MSS Photograph to be Displayed in Great North Museum
During 2012 the British Phycological Society, a society that promotes the study of phytoplankton and algae in UK waters, will celebrate its Golden Jubilee. One of the events planned to mark this occasion is an exhibition of short-listed photographs from the Hilda Canter-Lund photographic competition, which will take place in the Great North Museum in Newcastle.
A photograph taken by Eileen Bresnan, one of our scientists based at the Marine Laboratory in Aberdeen is to be included in the display. The photograph entitled ‘Chaetoceros chaos’ was taken using a transmission electron microscope while examining phytoplankton from a water sample taken at one of the MSS ecosystem monitoring sites at Loch Ewe on the West Coast.
Chaetoceros is a diatom, which is a type of phytoplankton that has an outer case of silica. It forms long chains of small cells in the water column and has long hair-like structures projecting outwards which aid buoyancy in the water. The protocols used to prepare this sample for analysis resulted in the swirling pattern seen in the photograph. To give an idea of scale the diameter of the entire photograph is equivalent to approximately half the width of a human hair.
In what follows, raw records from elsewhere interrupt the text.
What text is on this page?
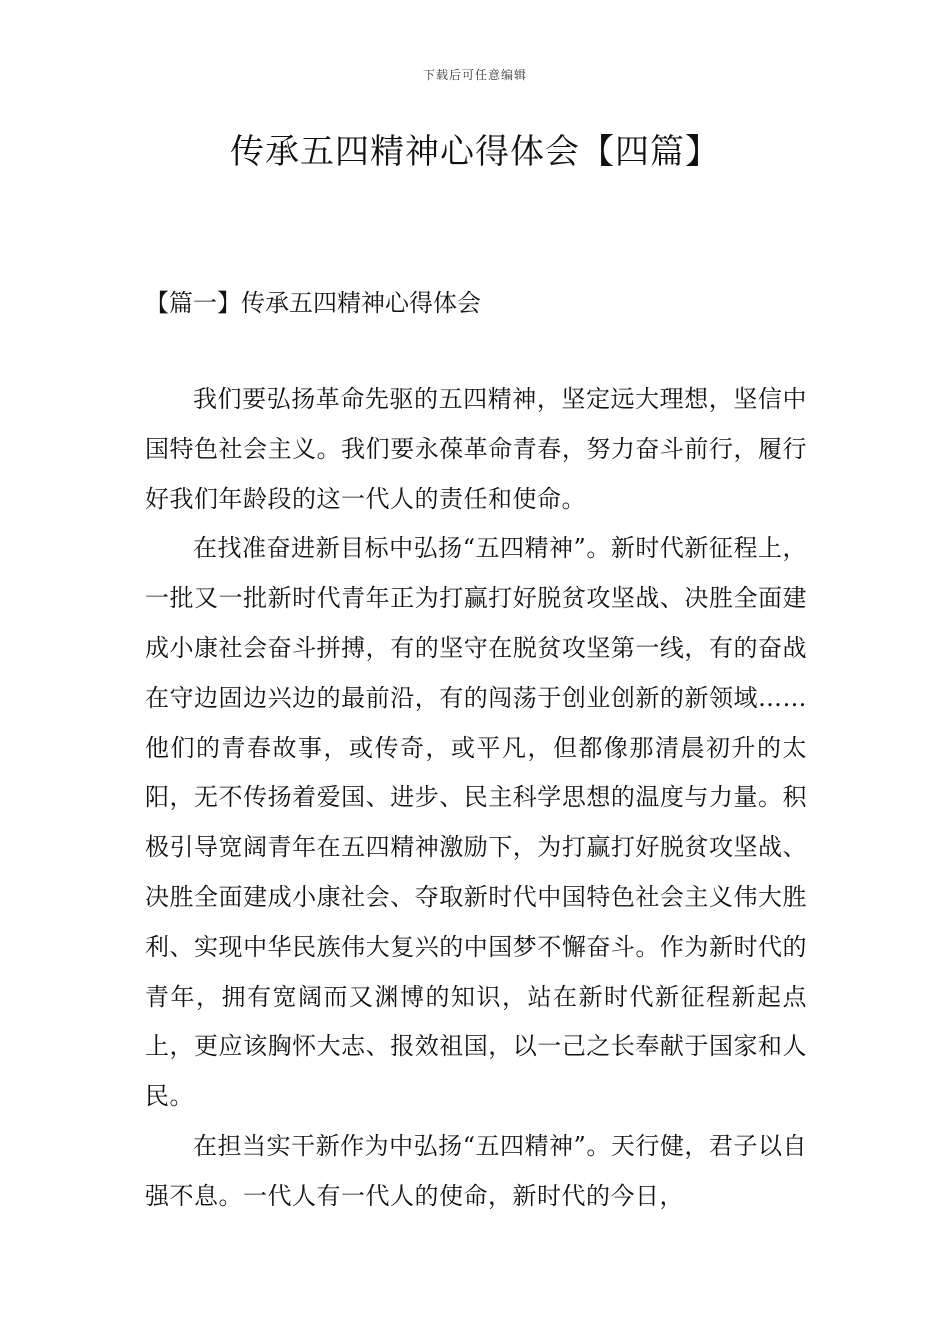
下载后可任意编辑
传承五四精神心得体会【四篇】
【篇一】传承五四精神心得体会

我们要弘扬革命先驱的五四精神，坚定远大理想，坚信中国特色社会主义。我们要永葆革命青春，努力奋斗前行，履行好我们年龄段的这一代人的责任和使命。

在找准奋进新目标中弘扬“五四精神”。新时代新征程上，一批又一批新时代青年正为打赢打好脱贫攻坚战、决胜全面建成小康社会奋斗拼搏，有的坚守在脱贫攻坚第一线，有的奋战在守边固边兴边的最前沿，有的闯荡于创业创新的新领域……他们的青春故事，或传奇，或平凡，但都像那清晨初升的太阳，无不传扬着爱国、进步、民主科学思想的温度与力量。积极引导宽阔青年在五四精神激励下，为打赢打好脱贫攻坚战、决胜全面建成小康社会、夺取新时代中国特色社会主义伟大胜利、实现中华民族伟大复兴的中国梦不懈奋斗。作为新时代的青年，拥有宽阔而又渊博的知识，站在新时代新征程新起点上，更应该胸怀大志、报效祖国，以一己之长奉献于国家和人民。

在担当实干新作为中弘扬“五四精神”。天行健，君子以自强不息。一代人有一代人的使命，新时代的今日，
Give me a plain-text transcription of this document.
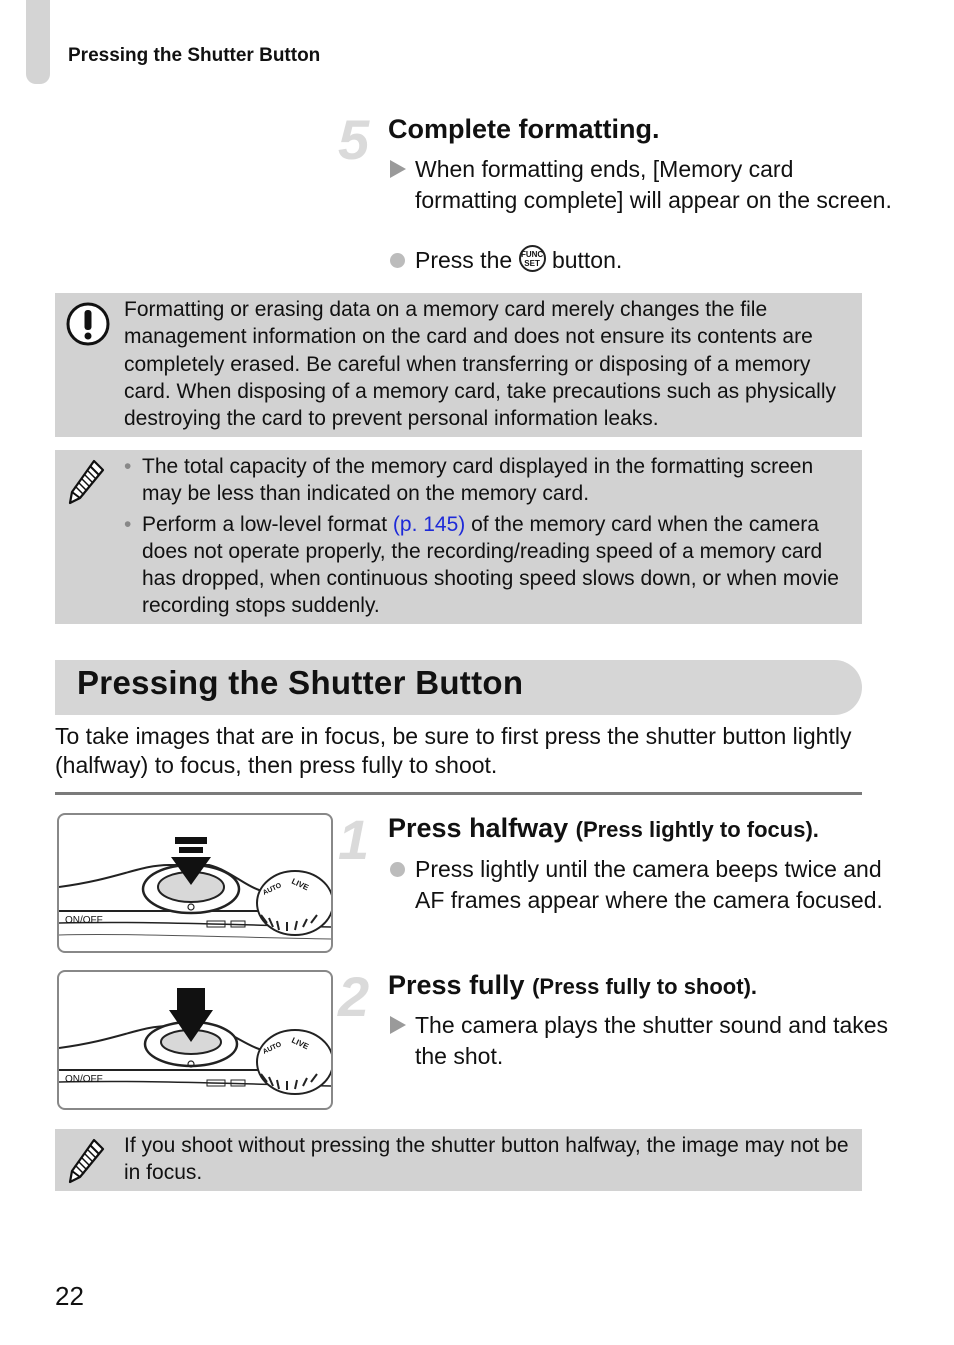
Pressing the Shutter Button
5 Complete formatting.
When formatting ends, [Memory card formatting complete] will appear on the screen.
Press the FUNC
SET button.
Formatting or erasing data on a memory card merely changes the file management information on the card and does not ensure its contents are completely erased. Be careful when transferring or disposing of a memory card. When disposing of a memory card, take precautions such as physically destroying the card to prevent personal information leaks.
• The total capacity of the memory card displayed in the formatting screen may be less than indicated on the memory card.
• Perform a low-level format (p. 145) of the memory card when the camera does not operate properly, the recording/reading speed of a memory card has dropped, when continuous shooting speed slows down, or when movie recording stops suddenly.
Pressing the Shutter Button
To take images that are in focus, be sure to first press the shutter button lightly (halfway) to focus, then press fully to shoot.
ON/OFF
AUTO LIVE
1 Press halfway (Press lightly to focus).
Press lightly until the camera beeps twice and AF frames appear where the camera focused.
ON/OFF
AUTO LIVE
2 Press fully (Press fully to shoot).
The camera plays the shutter sound and takes the shot.
If you shoot without pressing the shutter button halfway, the image may not be in focus.
22
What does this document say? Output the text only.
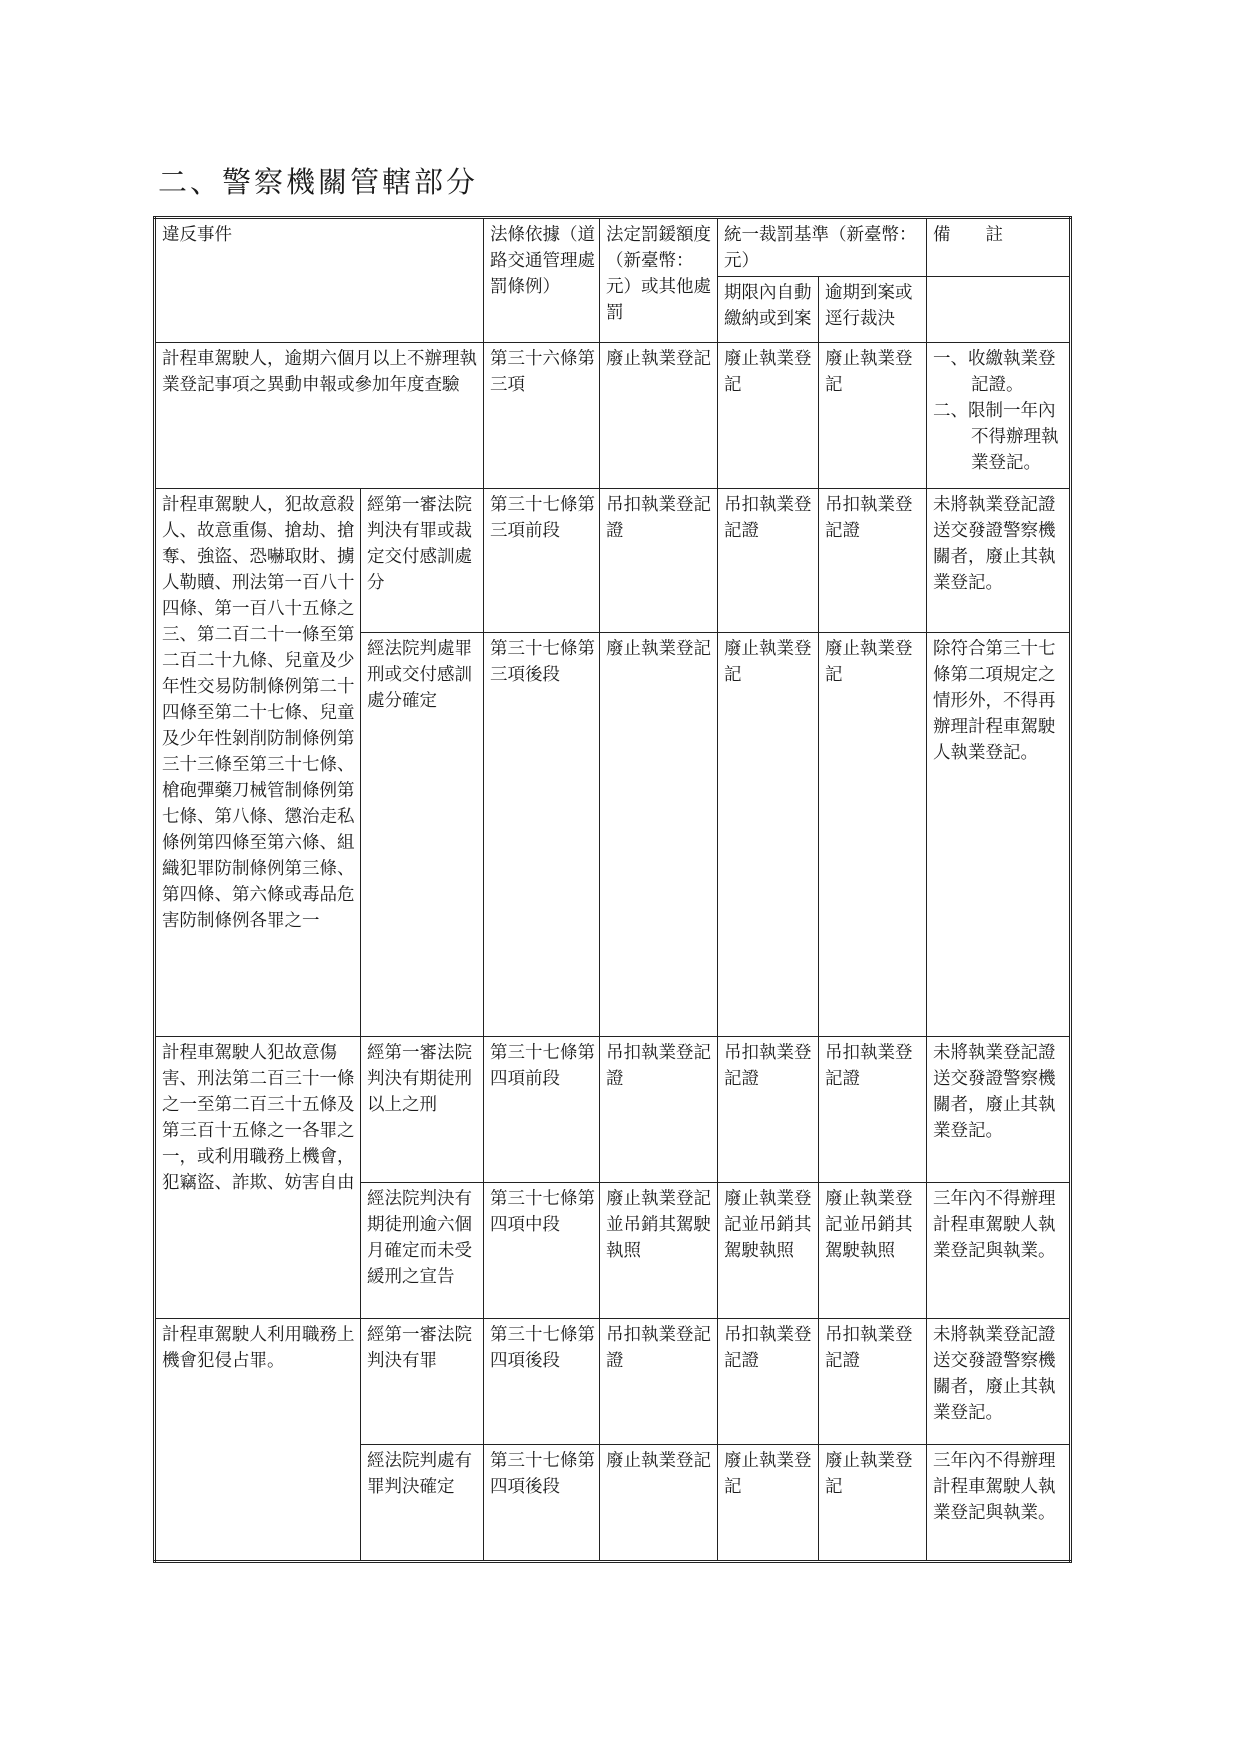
二、警察機關管轄部分
違反事件		法條依據（道路交通管理處罰條例）	法定罰鍰額度（新臺幣：元）或其他處罰	統一裁罰基準（新臺幣：元）		備　　註
				期限內自動繳納或到案	逾期到案或逕行裁決	
計程車駕駛人，逾期六個月以上不辦理執業登記事項之異動申報或參加年度查驗		第三十六條第三項	廢止執業登記	廢止執業登記	廢止執業登記	一、收繳執業登記證。
二、限制一年內不得辦理執業登記。

計程車駕駛人，犯故意殺人、故意重傷、搶劫、搶奪、強盜、恐嚇取財、擄人勒贖、刑法第一百八十四條、第一百八十五條之三、第二百二十一條至第二百二十九條、兒童及少年性交易防制條例第二十四條至第二十七條、兒童及少年性剝削防制條例第三十三條至第三十七條、槍砲彈藥刀械管制條例第七條、第八條、懲治走私條例第四條至第六條、組織犯罪防制條例第三條、第四條、第六條或毒品危害防制條例各罪之一	經第一審法院判決有罪或裁定交付感訓處分	第三十七條第三項前段	吊扣執業登記證	吊扣執業登記證	吊扣執業登記證	未將執業登記證送交發證警察機關者，廢止其執業登記。
	經法院判處罪刑或交付感訓處分確定	第三十七條第三項後段	廢止執業登記	廢止執業登記	廢止執業登記	除符合第三十七條第二項規定之情形外，不得再辦理計程車駕駛人執業登記。
計程車駕駛人犯故意傷害、刑法第二百三十一條之一至第二百三十五條及第三百十五條之一各罪之一，或利用職務上機會，犯竊盜、詐欺、妨害自由	經第一審法院判決有期徒刑以上之刑	第三十七條第四項前段	吊扣執業登記證	吊扣執業登記證	吊扣執業登記證	未將執業登記證送交發證警察機關者，廢止其執業登記。
	經法院判決有期徒刑逾六個月確定而未受緩刑之宣告	第三十七條第四項中段	廢止執業登記並吊銷其駕駛執照	廢止執業登記並吊銷其駕駛執照	廢止執業登記並吊銷其駕駛執照	三年內不得辦理計程車駕駛人執業登記與執業。
計程車駕駛人利用職務上機會犯侵占罪。	經第一審法院判決有罪	第三十七條第四項後段	吊扣執業登記證	吊扣執業登記證	吊扣執業登記證	未將執業登記證送交發證警察機關者，廢止其執業登記。
	經法院判處有罪判決確定	第三十七條第四項後段	廢止執業登記	廢止執業登記	廢止執業登記	三年內不得辦理計程車駕駛人執業登記與執業。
MSS has an active group of scientists who investigate the diversity and ecology of phytoplankton in Scottish waters. Most phytoplankton are single-celled algae, the majority of which live suspended in the water column. They are so small that a high powered microscope is required to observe the species that occur in Scottish waters. Phytoplankton play a critical role in the marine food web. Like garden plants they use energy from the sun to convert nutrients into fuel to grow and reproduce. They form the main food source for zooplankton (small animals). Zooplankton in turn form the main food source for fish larvae.
Phytoplankton are the focus of interest for many researchers and policy makers as the composition and abundance of the phytoplankton community can be influenced by a variety of environmental factors such as climate change or nutrient-enhancement (eutrophication). Some phytoplankton species can negatively affect the marine ecosystem as they can produce biotoxins that result in closures of shellfish harvesting areas. Some species can kill animals on the sea bed or, in some instances, farmed fish. When these phytoplankton species increase in abundance they are referred to as a harmful algal bloom.